The establishment of this viewpoint is the fundamental problem of our day. Contemporary life is witnessing the breakdown of sheer individualism whether in the biological or the economic field, just as contemporary physics is discovering the inadequacy or insufficiency of the purely temporal principle. Similarly in the political realm we have liberty without justice. Individualism has outrun any constant, controlling, unifying principle. The rediscovery of the principle of unity and constancy is upon us. Its application must balance individual against individual to soften struggle and revolution and unbridled competition with an authority of the whole, whether it be exerted over man or nation. Liberty must be tempered with justice. There must be both Huxley and Plato.

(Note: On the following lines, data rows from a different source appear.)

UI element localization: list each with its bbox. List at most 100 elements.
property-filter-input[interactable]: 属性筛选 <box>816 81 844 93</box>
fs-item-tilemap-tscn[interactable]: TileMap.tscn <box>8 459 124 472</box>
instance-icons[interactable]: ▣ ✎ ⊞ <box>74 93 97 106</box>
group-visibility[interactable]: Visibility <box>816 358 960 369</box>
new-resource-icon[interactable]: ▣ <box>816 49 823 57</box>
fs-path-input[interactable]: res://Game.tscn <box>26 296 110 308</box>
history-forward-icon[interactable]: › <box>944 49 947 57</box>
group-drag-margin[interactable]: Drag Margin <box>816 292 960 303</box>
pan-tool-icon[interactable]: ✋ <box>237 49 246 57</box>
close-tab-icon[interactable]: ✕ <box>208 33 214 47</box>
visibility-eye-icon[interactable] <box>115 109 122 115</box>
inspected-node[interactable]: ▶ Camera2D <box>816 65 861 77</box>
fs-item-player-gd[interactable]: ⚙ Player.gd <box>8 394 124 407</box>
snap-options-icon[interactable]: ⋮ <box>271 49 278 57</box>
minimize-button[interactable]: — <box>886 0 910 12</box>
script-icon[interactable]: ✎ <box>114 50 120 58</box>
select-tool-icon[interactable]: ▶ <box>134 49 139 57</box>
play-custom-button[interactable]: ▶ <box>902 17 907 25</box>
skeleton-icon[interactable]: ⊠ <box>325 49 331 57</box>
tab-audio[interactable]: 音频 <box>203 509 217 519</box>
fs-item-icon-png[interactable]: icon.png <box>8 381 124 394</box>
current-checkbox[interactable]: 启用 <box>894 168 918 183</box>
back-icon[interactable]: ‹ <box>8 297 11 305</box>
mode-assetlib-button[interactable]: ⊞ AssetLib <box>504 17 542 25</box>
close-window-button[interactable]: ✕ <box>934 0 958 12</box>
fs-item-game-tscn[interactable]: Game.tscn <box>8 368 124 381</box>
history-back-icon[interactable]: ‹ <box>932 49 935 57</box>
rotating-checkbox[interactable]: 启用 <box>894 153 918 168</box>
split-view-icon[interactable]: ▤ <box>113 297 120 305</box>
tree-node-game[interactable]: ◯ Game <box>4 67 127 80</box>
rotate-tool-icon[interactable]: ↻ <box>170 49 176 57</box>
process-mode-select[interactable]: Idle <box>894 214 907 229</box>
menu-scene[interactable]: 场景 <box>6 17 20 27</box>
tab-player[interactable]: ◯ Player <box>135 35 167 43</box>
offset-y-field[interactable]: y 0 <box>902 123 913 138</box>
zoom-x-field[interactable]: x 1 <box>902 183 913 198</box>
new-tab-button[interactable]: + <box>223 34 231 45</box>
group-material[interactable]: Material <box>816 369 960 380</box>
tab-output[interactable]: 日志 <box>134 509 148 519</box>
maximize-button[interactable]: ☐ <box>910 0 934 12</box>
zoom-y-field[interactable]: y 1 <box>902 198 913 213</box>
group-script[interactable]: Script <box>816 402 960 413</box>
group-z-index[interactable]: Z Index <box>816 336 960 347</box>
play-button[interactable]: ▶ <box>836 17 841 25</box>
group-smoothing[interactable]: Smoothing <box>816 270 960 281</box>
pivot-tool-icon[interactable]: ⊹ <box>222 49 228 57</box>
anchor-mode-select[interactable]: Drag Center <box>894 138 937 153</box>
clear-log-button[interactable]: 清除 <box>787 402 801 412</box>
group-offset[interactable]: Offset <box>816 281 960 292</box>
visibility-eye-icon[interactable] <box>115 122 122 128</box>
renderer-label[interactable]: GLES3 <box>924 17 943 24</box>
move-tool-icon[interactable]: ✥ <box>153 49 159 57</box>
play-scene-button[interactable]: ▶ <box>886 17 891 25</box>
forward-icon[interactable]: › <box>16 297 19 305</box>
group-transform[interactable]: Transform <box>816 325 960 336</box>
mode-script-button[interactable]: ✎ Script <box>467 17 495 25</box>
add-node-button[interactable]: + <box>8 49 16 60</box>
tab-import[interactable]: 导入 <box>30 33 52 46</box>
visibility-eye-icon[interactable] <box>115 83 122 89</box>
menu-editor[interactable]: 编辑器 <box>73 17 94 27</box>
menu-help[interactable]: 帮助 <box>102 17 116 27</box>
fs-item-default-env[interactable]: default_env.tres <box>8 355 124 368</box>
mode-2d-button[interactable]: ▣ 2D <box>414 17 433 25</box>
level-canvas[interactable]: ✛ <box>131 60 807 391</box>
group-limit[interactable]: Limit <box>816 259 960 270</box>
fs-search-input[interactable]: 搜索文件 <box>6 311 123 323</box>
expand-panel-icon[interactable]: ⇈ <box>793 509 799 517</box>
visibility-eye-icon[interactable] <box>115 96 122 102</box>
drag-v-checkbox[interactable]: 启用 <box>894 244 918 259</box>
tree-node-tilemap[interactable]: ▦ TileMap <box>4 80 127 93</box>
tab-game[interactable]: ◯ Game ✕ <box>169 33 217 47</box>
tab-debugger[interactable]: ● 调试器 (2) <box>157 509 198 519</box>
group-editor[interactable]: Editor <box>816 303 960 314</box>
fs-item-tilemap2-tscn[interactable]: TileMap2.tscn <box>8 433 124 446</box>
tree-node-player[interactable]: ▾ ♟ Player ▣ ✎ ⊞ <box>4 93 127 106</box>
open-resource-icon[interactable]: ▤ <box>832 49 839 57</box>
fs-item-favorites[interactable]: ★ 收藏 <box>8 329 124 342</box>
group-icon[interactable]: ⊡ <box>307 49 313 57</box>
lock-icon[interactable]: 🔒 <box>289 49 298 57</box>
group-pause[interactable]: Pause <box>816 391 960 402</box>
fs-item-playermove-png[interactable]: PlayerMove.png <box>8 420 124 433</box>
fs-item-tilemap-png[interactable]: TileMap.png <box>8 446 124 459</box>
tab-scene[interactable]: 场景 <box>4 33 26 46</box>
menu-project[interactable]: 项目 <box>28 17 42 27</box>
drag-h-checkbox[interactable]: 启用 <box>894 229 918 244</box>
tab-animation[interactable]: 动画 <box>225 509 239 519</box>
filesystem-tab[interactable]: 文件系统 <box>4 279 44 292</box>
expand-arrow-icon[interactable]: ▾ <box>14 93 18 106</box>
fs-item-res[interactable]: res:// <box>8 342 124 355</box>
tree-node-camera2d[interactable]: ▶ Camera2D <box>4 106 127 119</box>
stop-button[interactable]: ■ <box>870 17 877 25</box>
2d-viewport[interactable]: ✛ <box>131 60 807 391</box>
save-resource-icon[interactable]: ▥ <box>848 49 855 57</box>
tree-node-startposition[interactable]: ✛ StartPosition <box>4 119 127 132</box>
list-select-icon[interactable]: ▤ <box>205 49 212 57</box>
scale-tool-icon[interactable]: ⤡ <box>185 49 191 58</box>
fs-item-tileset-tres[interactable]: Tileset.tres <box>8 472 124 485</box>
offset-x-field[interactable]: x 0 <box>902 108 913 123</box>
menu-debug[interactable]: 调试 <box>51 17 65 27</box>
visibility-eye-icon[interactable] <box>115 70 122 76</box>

Both are right. There is the flux of forms and the form constant through the flux. Both types of form constitute nature and human nature. Conduct which ignores either must fail. Liberty without justice is negated not merely, as Huxley thought, by man in a defiant gesture against the cosmos, but by the very cosmos itself. The point is so important as to bear repetition: there are cosmic structures which are temporary and cosmic structures which are eternal; both temporal development and eternal being exist in any natural system.

To determine precisely how these two principles fit together, and to secure for the rediscovered eternal forms the same scientific authority which the doctrine of the temporal character of biological forms now enjoys, so that man will see that he must weave justice as well as liberty into his institutions if they are to survive—this is the tremendously important task of our time. In this undertaking Huxley’s standpoint is necessary but not sufficient. A new scientific philosophy which will do for Einstein and Planck and Darwin what Huxley did for Darwin alone, is necessary.